WHAT IT MEANS AND WHY IT’S IMPORTANT All this really means is that Rite Aid is steady as she goes, because this was the succession plan put into place when John Standley returned to Rite Aid 16 months ago. It also means that if Standley delivers on the promise the board of directors sees in him, Rite Aid won’t be in need of its next CEO for well more than a decade.


(THE NEWS: Standley to assume president, CEO roles at Rite Aid. For the fully story, click here)

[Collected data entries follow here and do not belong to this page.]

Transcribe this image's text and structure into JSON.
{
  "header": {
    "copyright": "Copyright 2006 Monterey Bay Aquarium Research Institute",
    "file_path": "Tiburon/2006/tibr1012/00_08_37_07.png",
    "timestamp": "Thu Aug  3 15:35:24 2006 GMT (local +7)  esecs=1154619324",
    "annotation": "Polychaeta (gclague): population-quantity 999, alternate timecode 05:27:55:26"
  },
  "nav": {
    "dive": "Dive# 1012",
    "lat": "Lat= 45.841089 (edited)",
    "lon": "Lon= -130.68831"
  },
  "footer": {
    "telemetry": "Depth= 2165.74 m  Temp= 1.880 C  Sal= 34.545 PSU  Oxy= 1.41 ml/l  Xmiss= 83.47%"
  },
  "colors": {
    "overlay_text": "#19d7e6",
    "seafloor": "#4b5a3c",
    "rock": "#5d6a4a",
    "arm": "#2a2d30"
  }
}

Standley was one of four executives originally recruited from Fred Meyer to engineer Rite Aid’s first turnaround. Mary Sammons was another of course, having played a key leadership role at Rite Aid since the turn of the century. And also still active on Rite Aid’s board is Bob Miller, who initially assumed the Rite Aid turnaround project from his CEO position at Fred Meyer.


The fourth former Fred Meyer executive was David Jessick, who stepped out of the Rite Aid day-to-day in 2002 and who also serves on the company’s board.


Once the turnaround at Rite Aid was complete, Standley departed the national pharmacy chain in 2005 and authored his second turnaround — this time Pathmark Stores.


In that time, Rite Aid became the predominant drug chain on the East Coast through its acquisition of Brooks/Eckerd, saddling the company with another large debt load and turnaround task not too long before the economy tanked. So with Standley’s return to Rite Aid, the question always had been can he lay claim to a turnaround success for the third time.


That question’s yet to be answered, of course, but it sure seems so. Rite Aid successfully re-negotiated a substantial portion of its debt in the past year, and that during a time when banks were maybe a little more risk averse than they have been historically. Also in the past year, Rite Aid also successfully steered its stock price back above $1, bringing the public company back into the good graces of NASDAQ and without ever having to resort to a reverse-stock split.


So the banking community and Wall Street investors have both seemed to voice a vote of confidence in Rite Aid. The only remaining voice that counts is the consumer. And Rite Aid will be going a long way to increase its reputation among those stakeholders later this year as it couples a loyalty card program with the host of healthcare offerings already on the chain’s slate.